The Court of Appeal of Guernsey has overturned the decision of the Royal Court of Guernsey holding the Guernsey based former trustees of a Jersey law trust personally liable to repay debts amounting to £183 million plus interest.
The court has held that the former trustees are entitled to rely on the provisions of Article 32 of the Trusts ( Jersey) Law, 1984 (the “TJL”) to limit their personal liability, notwithstanding that the governing law of the obligations was not the law of Jersey.
COURT OF APPEAL’S DETERMINATION
The Court of Appeal could not find any direct guidance in the authorities or in authoritative writings regarding the status of a trustee (as a legal concept) under the domestic law of the trust in relation to contractual obligations undertaken by the trustee. However, the Court of Appeal considered that assistance could be drawn from what it considered to be a generally accepted rule of private international law regarding companies and partnerships whereby the law of the place of incorporation determines, amongst other things, the extent of an individual member’s liability for the debts and liabilities of a company and partnerships. On that basis, the Court of Appeal accepted that, where the law of one jurisdiction made provision regarding the potential liability of persons holding a particular status, those provisions, if of a substantive nature, would be recognised by the courts of the forum of the dispute.
The Court of Appeal held that the analogy with limited companies and limited liability partnerships was strong and if the courts would respect protection afforded to members of companies or partners and partnerships by the foreign laws under which they were incorporated, there was no compelling reason why a court should not similarly apply the foreign law of a trust which limits the liability of trustees.
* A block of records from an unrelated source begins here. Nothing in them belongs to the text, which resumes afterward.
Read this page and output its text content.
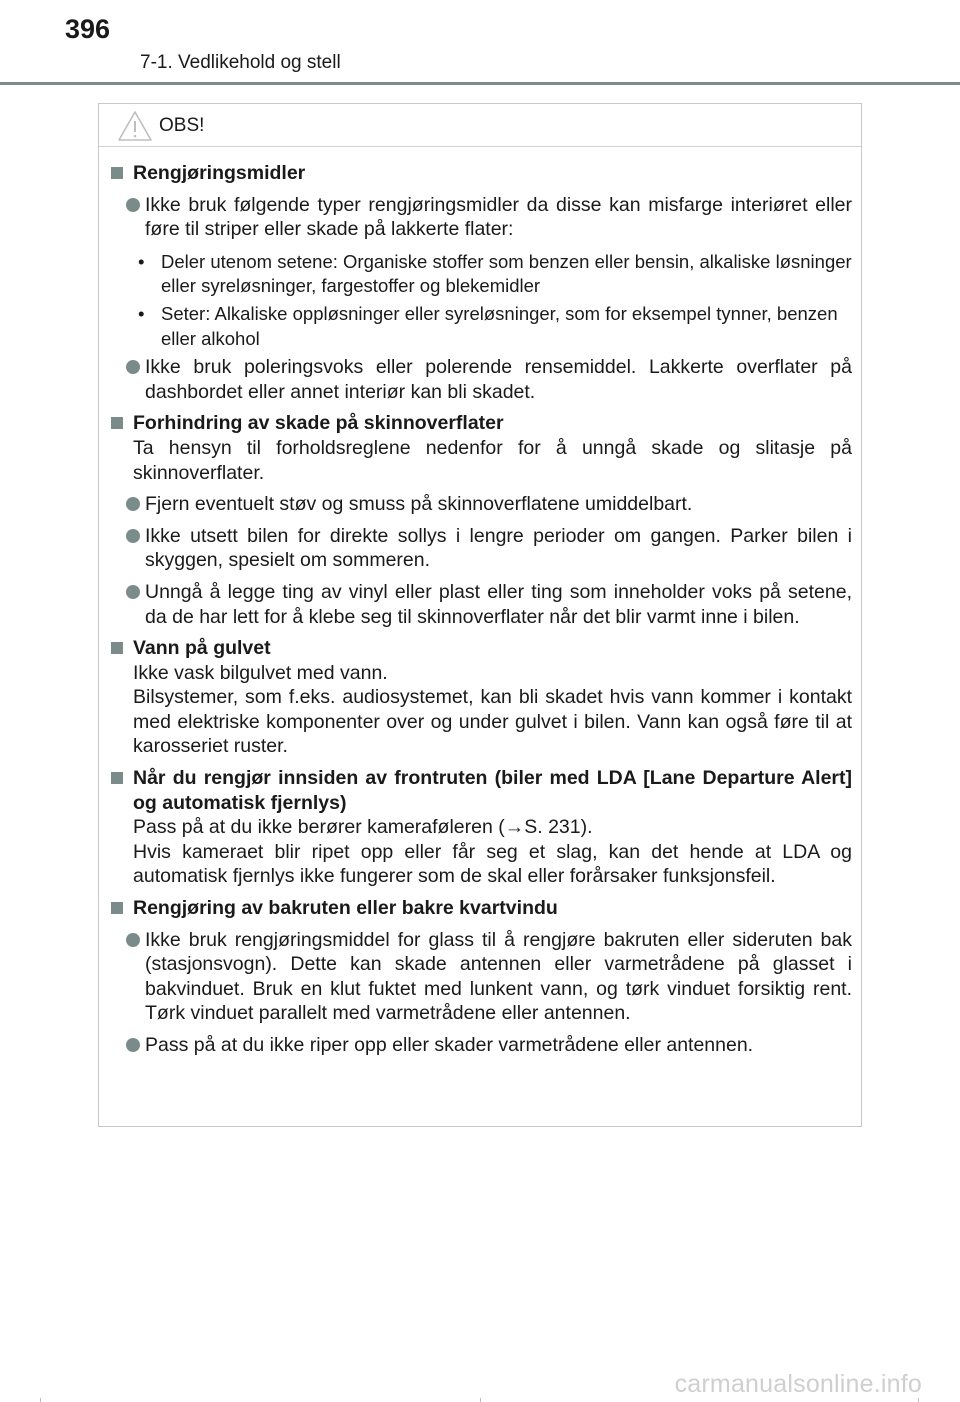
396
7-1. Vedlikehold og stell
OBS!
Rengjøringsmidler
Ikke bruk følgende typer rengjøringsmidler da disse kan misfarge interiøret eller føre til striper eller skade på lakkerte flater:
• Deler utenom setene: Organiske stoffer som benzen eller bensin, alkaliske løsninger eller syreløsninger, fargestoffer og blekemidler
• Seter: Alkaliske oppløsninger eller syreløsninger, som for eksempel tynner, benzen eller alkohol
Ikke bruk poleringsvoks eller polerende rensemiddel. Lakkerte overflater på dashbordet eller annet interiør kan bli skadet.
Forhindring av skade på skinnoverflater
Ta hensyn til forholdsreglene nedenfor for å unngå skade og slitasje på skinnoverflater.
Fjern eventuelt støv og smuss på skinnoverflatene umiddelbart.
Ikke utsett bilen for direkte sollys i lengre perioder om gangen. Parker bilen i skyggen, spesielt om sommeren.
Unngå å legge ting av vinyl eller plast eller ting som inneholder voks på setene, da de har lett for å klebe seg til skinnoverflater når det blir varmt inne i bilen.
Vann på gulvet
Ikke vask bilgulvet med vann.
Bilsystemer, som f.eks. audiosystemet, kan bli skadet hvis vann kommer i kontakt med elektriske komponenter over og under gulvet i bilen. Vann kan også føre til at karosseriet ruster.
Når du rengjør innsiden av frontruten (biler med LDA [Lane Departure Alert] og automatisk fjernlys)
Pass på at du ikke berører kameraføleren (→S. 231).
Hvis kameraet blir ripet opp eller får seg et slag, kan det hende at LDA og automatisk fjernlys ikke fungerer som de skal eller forårsaker funksjonsfeil.
Rengjøring av bakruten eller bakre kvartvindu
Ikke bruk rengjøringsmiddel for glass til å rengjøre bakruten eller sideruten bak (stasjonsvogn). Dette kan skade antennen eller varmetrådene på glasset i bakvinduet. Bruk en klut fuktet med lunkent vann, og tørk vinduet forsiktig rent. Tørk vinduet parallelt med varmetrådene eller antennen.
Pass på at du ikke riper opp eller skader varmetrådene eller antennen.
carmanualsonline.info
It also noted that Article 32 of the TJL only arises where the other party to a transaction knows that the trustee is acting as trustee and not personally and considered that contracting parties are thereby put on notice that the person with whom they are contracting is not doing so as an individual but as a trustee.
The Court of Appeal held, relying upon this analysis, that there is no distinctive element in the character of trusteeship which should lead to the application of a different rule regarding the extent of a trustee’s liability where that trusteeship is recognised by a jurisdiction and of which the other party to the transaction has been made aware, than is the case in relation to corporate entities or partnerships with separate legal personality.
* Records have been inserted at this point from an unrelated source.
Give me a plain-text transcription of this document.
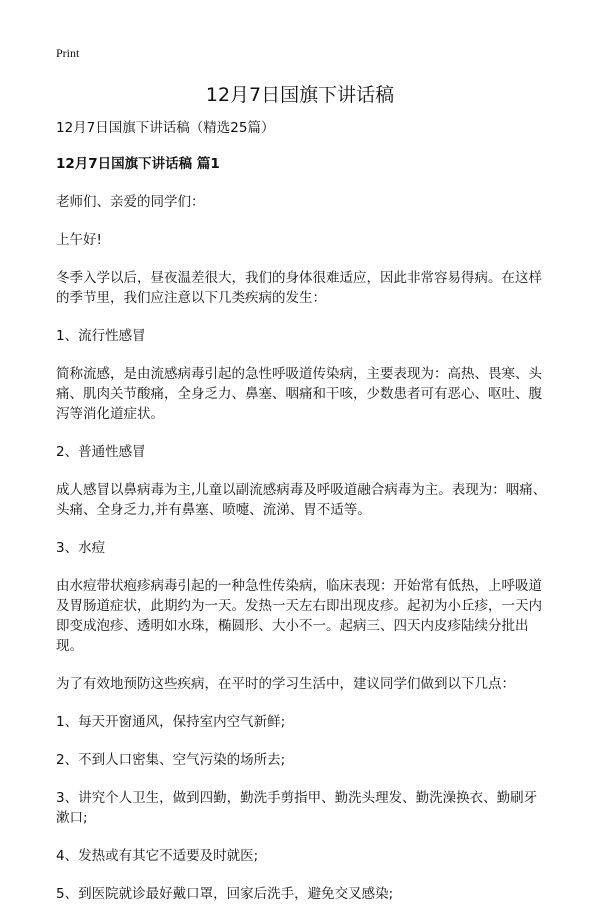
Print
12月7日国旗下讲话稿

12月7日国旗下讲话稿（精选25篇）

12月7日国旗下讲话稿 篇1

老师们、亲爱的同学们：

上午好!

冬季入学以后，昼夜温差很大，我们的身体很难适应，因此非常容易得病。在这样的季节里，我们应注意以下几类疾病的发生：

1、流行性感冒

简称流感，是由流感病毒引起的急性呼吸道传染病，主要表现为：高热、畏寒、头痛、肌肉关节酸痛，全身乏力、鼻塞、咽痛和干咳，少数患者可有恶心、呕吐、腹泻等消化道症状。

2、普通性感冒

成人感冒以鼻病毒为主,儿童以副流感病毒及呼吸道融合病毒为主。表现为：咽痛、头痛、全身乏力,并有鼻塞、喷嚏、流涕、胃不适等。

3、水痘

由水痘带状疱疹病毒引起的一种急性传染病，临床表现：开始常有低热，上呼吸道及胃肠道症状，此期约为一天。发热一天左右即出现皮疹。起初为小丘疹，一天内即变成泡疹、透明如水珠，椭圆形、大小不一。起病三、四天内皮疹陆续分批出现。

为了有效地预防这些疾病，在平时的学习生活中，建议同学们做到以下几点：

1、每天开窗通风，保持室内空气新鲜;

2、不到人口密集、空气污染的场所去;

3、讲究个人卫生，做到四勤，勤洗手剪指甲、勤洗头理发、勤洗澡换衣、勤刷牙漱口;

4、发热或有其它不适要及时就医;

5、到医院就诊最好戴口罩，回家后洗手，避免交叉感染;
It also held that Article 32 of the TJL is a substantive provision and that the Guernsey courts should accordingly recognise the applicability of Article 32 of TJL in the determination of the dispute between the parties before the Guernsey courts. The Court of Appeal noted that the provisions of Section 42 of the Trusts (Guernsey) Law, 2007 (the “TGL”), whilst expressed in slightly different terms, appeared to them to have the same effect as Article 32 TJL.
The Court of Appeal held that the Royal Court had given too narrow an interpretation to Section 65 (and Parts III and IV ) of the TGL (which provide for the enforceability of foreign trusts in Guernsey such as under Article 32 of TJL). Further it held that a foreign trust should be governed
and interpreted in accordance with its proper law, including the effect of the trust under its proper law, to include whether by virtue of that law there is a restriction on liability.
The Court of Appeal accordingly held that the provisions of Article 32 of TJL ought to be applied in considering the liability of the former trustees and that the former trustees should have no personal liability in respect of the loans extending beyond the assets of the trust.
The specific consequences of this finding of the Court of Appeal and the true meaning and effect of Article 32 of TJL will be considered by the Court of Appeal later this year.
Trustees in the Channel Islands (and no doubt also in the Cayman Islands, BVI and the other jurisdictions with similar limitation of liability provisions in their trust legislation) may be relieved following the Court of Appeal’s decision.
However, whilst the judgment gives comfort to trustees (to the extent that contracts entered into with third parties subject to Guernsey law will enable the trustees to rely on liability limitation provisions of the applicable foreign law governing the trust) there is no certainty that the courts of other jurisdictions such as England, New York or on the continent will, when applying their law, in the absence of an express provision in the contract, be prepared to give trustees the protection of limited liability provisions afforded by their domestic law.
Trustees contracting under the laws of a jurisdiction other than the governing law of the trust or contracting with parties in other jurisdictions (even if the contract is governed by domestic law) would be well-advised to include express contracting provisions which limit their liability to the extent of the trust fund.